Putztücher im Mehrwegsystem

27.02.2020
Das Mehrwegprinzip des Mewa Textil-Managements bietet die Möglichkeit, eine Fabrik oder Werkstatt im Handumdrehen auf umweltfreundlich umzustellen.
Mewa ermittelt den Bedarf an Putztüchern und liefert die benötigte Menge zum vereinbarten Zeitpunkt. Von nun an haben die Mitarbeiter immer frische Putztücher zur Hand. Nach Gebrauch wird es in den Sicherheitscontainer SaCon geworfen, den Mewa mitliefert. Dieser sorgt nicht nur für Ordnung, sondern auch für ein wichtiges Plus an Sicherheit, denn er besteht aus nicht entflammbarem Kunststoff und besitzt einen hermetisch verschließbaren Deckel.

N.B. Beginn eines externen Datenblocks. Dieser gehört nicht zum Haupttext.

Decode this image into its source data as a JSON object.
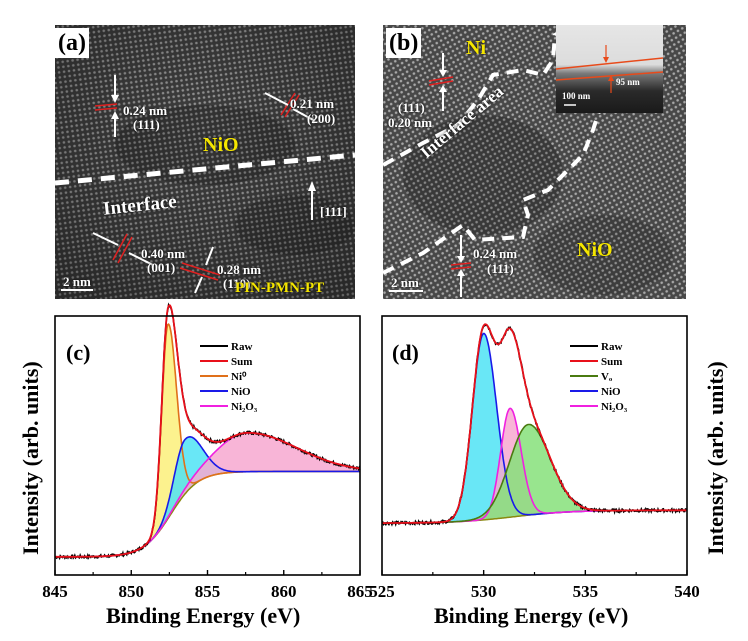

In ihm sind die ölverschmierten Putztücher sicher. Zum vereinbarten Zeitpunkt liefert Mewa frische Tücher an, holt den SaCon mitsamt den verschmutzten Tüchern ab, wäscht sie umweltschonend und führt sie damit dem Mehrwegkreislauf wieder zu. Mewa übernimmt also die komplette Verantwortung; die aufwendige Entsorgung, die gesetzlich für entzündliche Materialien wie Einwegputzmaterial gefordert wird, entfällt.
 


Aktuell wäscht Mewa über 1 Milliarde Putztücher für 188.000 Vertragskunden im Jahr. Dabei werden Öle und Fette aus den schmutzigen Tüchern herausgefiltert und zur Beheizung der Wasch- und Trocknerstraßen verwendet. So deckt Mewa einen Großteil des internen Energiebedarfs bei der Bearbeitung von Putztüchern und spart damit erhebliche Mengen Heizöl ein. Den Wasserbedarf konnte Mewa durch verfeinerte Technik im Laufe der Zeit immer weiter reduzieren. Zudem werden die Waschmittel bei Mewa, obgleich sie biologisch abbaubar sind, in einer möglichst geringen Dosierung eingesetzt.